SL won’t cooperate UN war crime probe-GL

7 April 2014 04:33 pm

Sri Lanka will not cooperate with a United Nations inquiry into alleged war crimes by government forces and separatist Tamil Tiger rebels in the final phase of their 26-year war, its foreign minister said on Monday, Reuters reported.

The UN, through a United States-led resolution, last month set an international inquiry into the alleged war crimes and human rights abuses after the island nation's government had failed to investigate them properly.

Sri Lankan government has rejected the allegations.

External Affairs Minister G.L. Peiris said the government had not accepted the UN investigations due to concerns over its legality, fairness, and some conflict of interest issues.

"Where the government is required to do anything to support the investigation or to participate in it, the government will not do that," Peiris told a Foreign Correspondents Association (FCA) forum on Monday. "Nobody can come here without the cooperation of the Sri Lankan government."
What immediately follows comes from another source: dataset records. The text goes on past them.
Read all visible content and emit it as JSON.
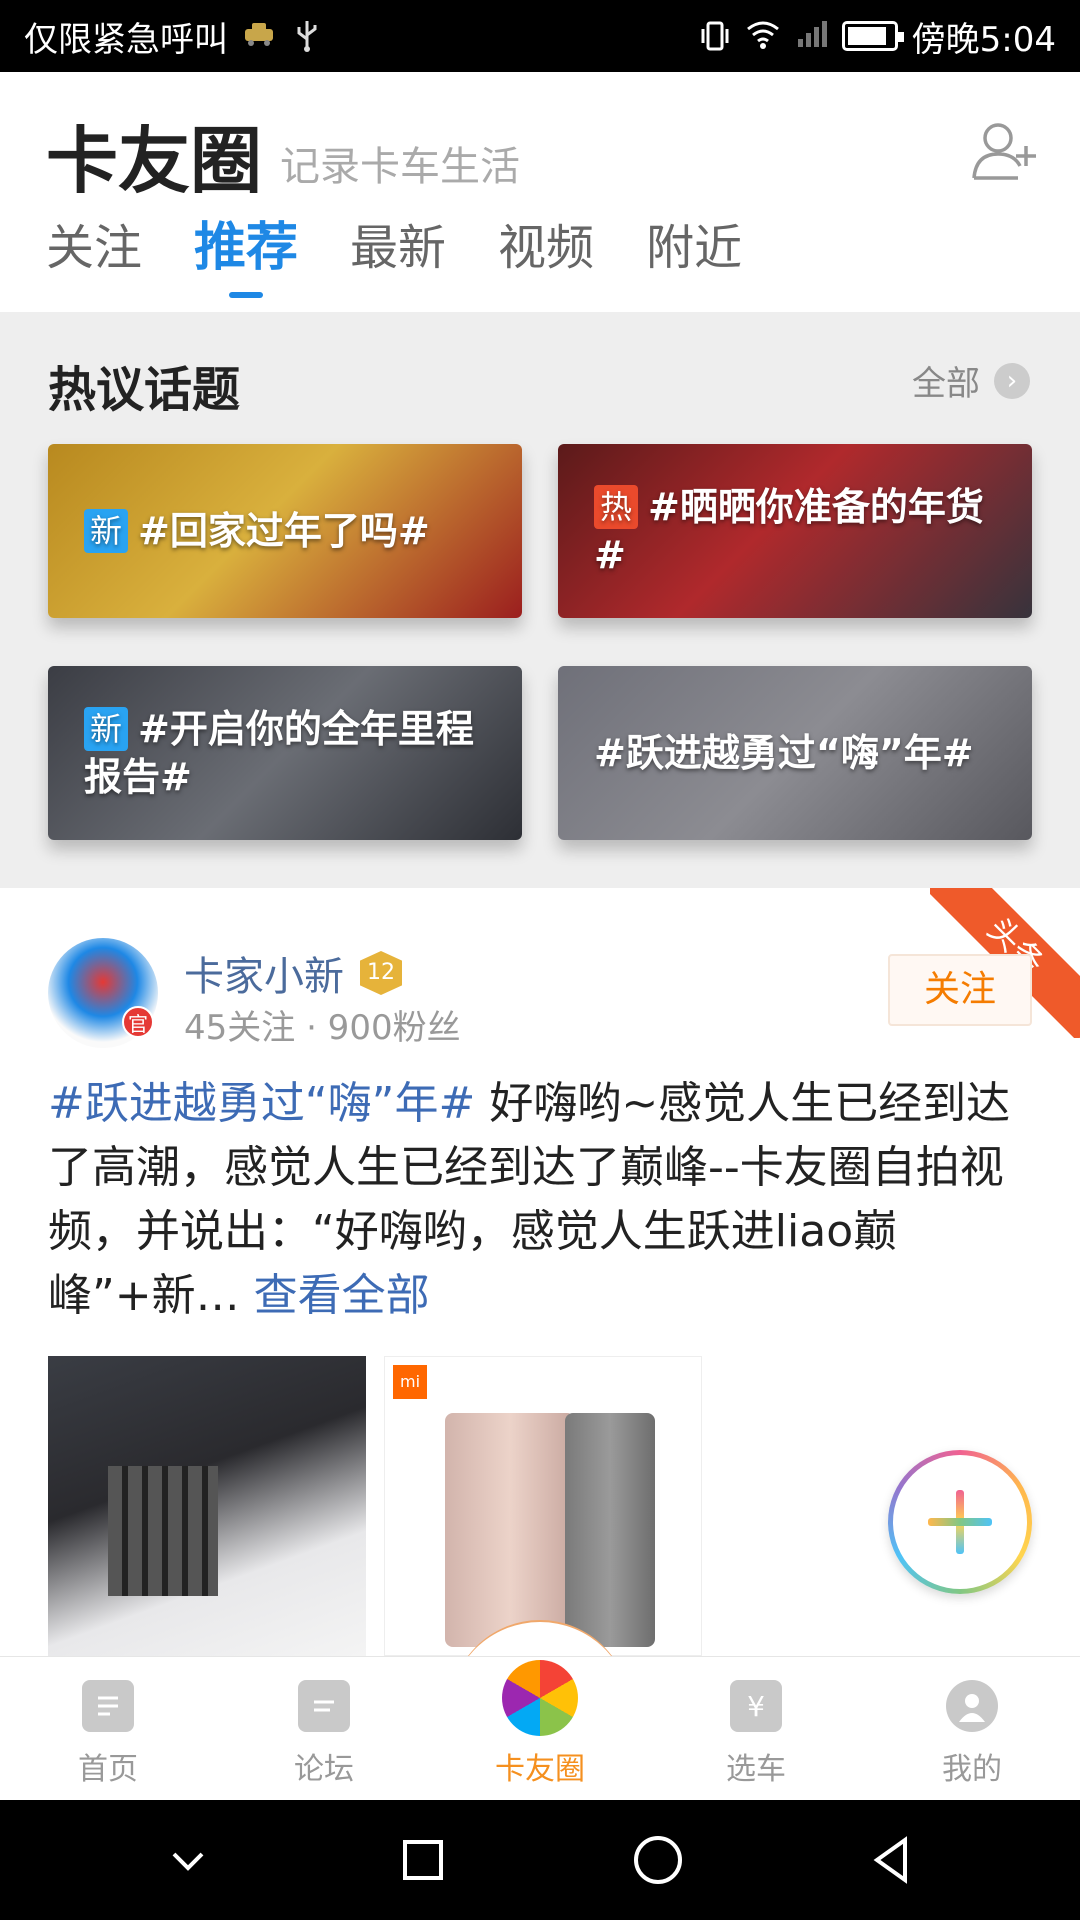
{
  "status_bar": {
    "carrier": "仅限紧急呼叫",
    "time": "傍晚5:04",
    "left_icons": [
      "taxi-icon",
      "usb-icon"
    ],
    "right_icons": [
      "vibrate-icon",
      "wifi-icon",
      "signal-icon",
      "battery-icon"
    ]
  },
  "header": {
    "title": "卡友圈",
    "subtitle": "记录卡车生活",
    "tabs": [
      {
        "label": "关注"
      },
      {
        "label": "推荐",
        "active": true
      },
      {
        "label": "最新"
      },
      {
        "label": "视频"
      },
      {
        "label": "附近"
      }
    ]
  },
  "topics": {
    "title": "热议话题",
    "all_label": "全部",
    "cards": [
      {
        "badge": "新",
        "text": "#回家过年了吗#"
      },
      {
        "badge": "热",
        "text": "#晒晒你准备的年货#"
      },
      {
        "badge": "新",
        "text": "#开启你的全年里程报告#"
      },
      {
        "badge": "",
        "text": "#跃进越勇过“嗨”年#"
      }
    ]
  },
  "post": {
    "corner_label": "头条",
    "author": "卡家小新",
    "level": "12",
    "official_badge": "官",
    "meta": "45关注 · 900粉丝",
    "follow_label": "关注",
    "hashtag": "#跃进越勇过“嗨”年#",
    "text": " 好嗨哟~感觉人生已经到达了高潮，感觉人生已经到达了巅峰--卡友圈自拍视频，并说出：“好嗨哟，感觉人生跃进liao巅峰”+新…",
    "view_all": "查看全部",
    "images": [
      "organizer-binder-image",
      "mi-power-bank-image"
    ],
    "mi_logo": "mi"
  },
  "bottom_nav": {
    "items": [
      {
        "label": "首页",
        "icon": "home-doc-icon"
      },
      {
        "label": "论坛",
        "icon": "forum-chat-icon"
      },
      {
        "label": "卡友圈",
        "icon": "pinwheel-icon",
        "active": true
      },
      {
        "label": "选车",
        "icon": "truck-icon",
        "icon_text": "¥"
      },
      {
        "label": "我的",
        "icon": "profile-icon"
      }
    ]
  },
  "colors": {
    "accent_blue": "#1e88e5",
    "active_orange": "#f5901f",
    "link_blue": "#3d6bb5",
    "hot_red": "#ea4a2c",
    "new_blue": "#29a3f2"
  }
}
However, the government will not prevent anybody from giving evidence to any such investigation as there could be various views from different people, he said.

It is still not clear how the UN would conduct its probe, Peiris said.

"They will have to tell us what they want to do. But the clear policy decision had been taken that we do not associate ourself with the inquiry and we do not submit to the jurisdiction of the investigating committee," he said.